A credit market flying blind
The core problem is visibility. Most BNPL loans don’t show up on credit reports, creating large amounts of “phantom debt.” Lenders can’t see how many simultaneous BNPL loans a borrower has taken out, and BNPL providers often don’t check bureau data before approving new credit.
CFPB data shows:
- 63% of BNPL borrowers took out multiple loans in a year
- 33% used multiple BNPL lenders
- Heavy users originated more than one loan per month on average
- Originations per borrower rose from 8.5 to 9.5 in one year
- Nearly two-thirds of users had low credit scores
These figures are from 2022 — and the economic environment has worsened since then.
A regulatory vacuum
Regulation has been inconsistent. The Biden administration tried to apply Truth in Lending rules to BNPL, but the CFPB later reversed course under new leadership. The agency then released a report claiming subprime first-time BNPL borrowers repay 98% of the time — a narrow slice that contrasts sharply with industry-wide delinquency data.
New York has introduced licensing requirements, but the state-by-state approach leaves plenty of gaps.
Why this resembles 2008 — but invisible
BNPL is not yet systemically large. The market totals hundreds of billions, not trillions. But the structure of the risk is familiar.
BNPL debt is:
- concentrated among financially fragile households
- unreported to credit bureaus
- escalating in volume
- increasingly securitized and sold to investors
KKR has agreed to buy up to $44 billion in BNPL debt from PayPal. Elliott Advisors purchased $39 billion of Klarna’s U.K. loan book. Affirm has issued around $12 billion in asset-backed securities.
It’s the subprime mortgage playbook — but applied to installment payments that other lenders can’t see.
And because BNPL installments are small, borrowers often prioritize them first. Larger obligations, like auto loans or credit cards, go delinquent instead. That’s where risk spreads.
The coming wave: BNPL for businesses
Consumer BNPL is only half the story. Providers are now expanding into business-to-business BNPL, tapping into a $4.9 trillion trade credit market. Early data from Hokodo show small businesses increase spending by 40% when BNPL options become available.
More leverage. Faster. At greater scale.
Morris’ moral test
Morris, who helped shape modern consumer lending, argues that companies must pass what he calls “the mom test”: If your own mother asked whether she should use this financial product, would you tell her yes?
He didn’t directly say BNPL companies fail that test — but he made clear that without stronger guardrails, the risks are rising quickly.
Unemployment has climbed to 4.3%, the highest in nearly four years. Small businesses are pulling back. Millions of student loan borrowers are slipping into default or late-stage delinquency. And broader economic uncertainty is growing.

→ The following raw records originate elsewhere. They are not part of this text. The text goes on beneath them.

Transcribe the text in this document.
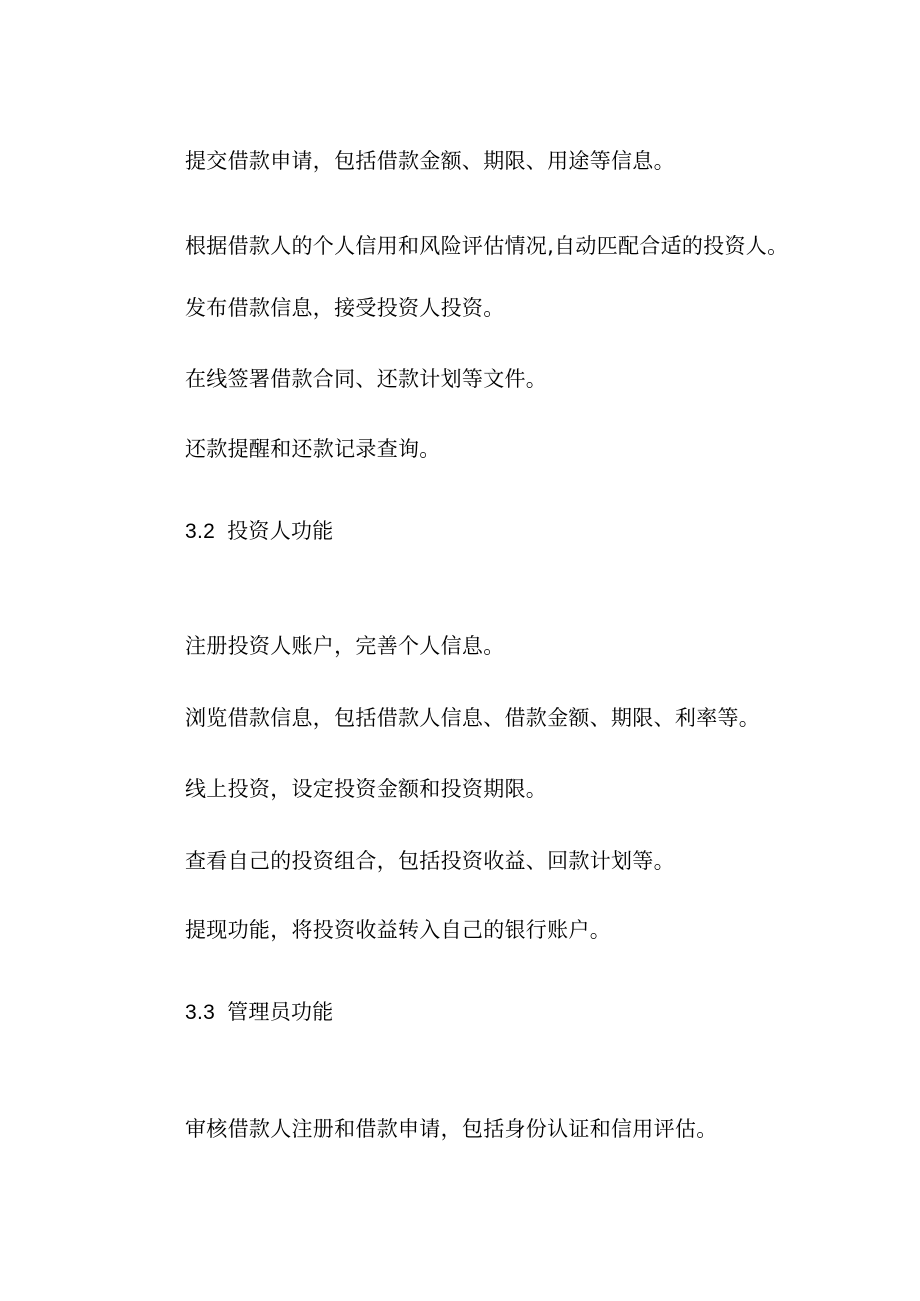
提交借款申请，包括借款金额、期限、用途等信息。

根据借款人的个人信用和风险评估情况,自动匹配合适的投资人。

发布借款信息，接受投资人投资。

在线签署借款合同、还款计划等文件。

还款提醒和还款记录查询。

3.2 投资人功能

注册投资人账户，完善个人信息。

浏览借款信息，包括借款人信息、借款金额、期限、利率等。

线上投资，设定投资金额和投资期限。

查看自己的投资组合，包括投资收益、回款计划等。

提现功能，将投资收益转入自己的银行账户。

3.3 管理员功能

审核借款人注册和借款申请，包括身份认证和信用评估。
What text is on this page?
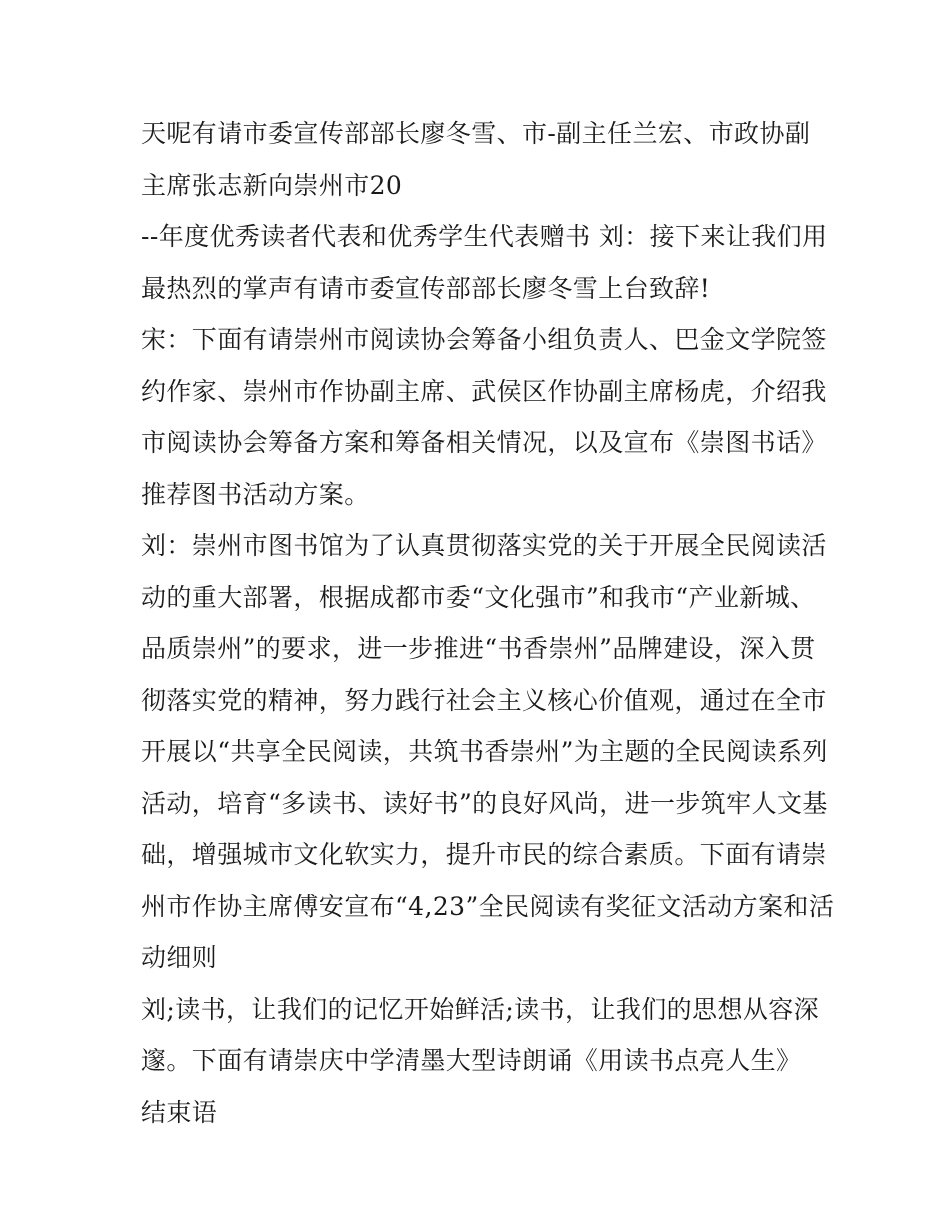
天呢有请市委宣传部部长廖冬雪、市-副主任兰宏、市政协副
主席张志新向崇州市20
--年度优秀读者代表和优秀学生代表赠书 刘：接下来让我们用
最热烈的掌声有请市委宣传部部长廖冬雪上台致辞!
宋：下面有请崇州市阅读协会筹备小组负责人、巴金文学院签
约作家、崇州市作协副主席、武侯区作协副主席杨虎，介绍我
市阅读协会筹备方案和筹备相关情况，以及宣布《崇图书话》
推荐图书活动方案。
刘：崇州市图书馆为了认真贯彻落实党的关于开展全民阅读活
动的重大部署，根据成都市委“文化强市”和我市“产业新城、
品质崇州”的要求，进一步推进“书香崇州”品牌建设，深入贯
彻落实党的精神，努力践行社会主义核心价值观，通过在全市
开展以“共享全民阅读，共筑书香崇州”为主题的全民阅读系列
活动，培育“多读书、读好书”的良好风尚，进一步筑牢人文基
础，增强城市文化软实力，提升市民的综合素质。下面有请崇
州市作协主席傅安宣布“4,23”全民阅读有奖征文活动方案和活
动细则
刘;读书，让我们的记忆开始鲜活;读书，让我们的思想从容深
邃。下面有请崇庆中学清墨大型诗朗诵《用读书点亮人生》
结束语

“Delinquency is not rising yet. Charge-offs are not rising yet,” Morris said. “But there are clearly storm clouds on the horizon.”
A bubble the tech world isn’t watching
While Silicon Valley obsesses over the AI boom — from billion-dollar datacenters to record valuations — a quieter, more diffuse risk is spreading through households and businesses.
BNPL isn’t a crisis today. But it is:
- invisible to regulators,
- lightly governed,
- embedded across payment platforms, and
- used most heavily by vulnerable borrowers.
It’s people splitting grocery bills into four installments. It’s recent graduates balancing student loan payments with multiple BNPL accounts. And it’s investors buying securitized BNPL debt whose true exposure nobody fully understands.
Morris isn’t predicting a crash. He’s urging vigilance. The question now is whether regulators — and the broader financial system — will act before the invisible debt becomes impossible to ignore.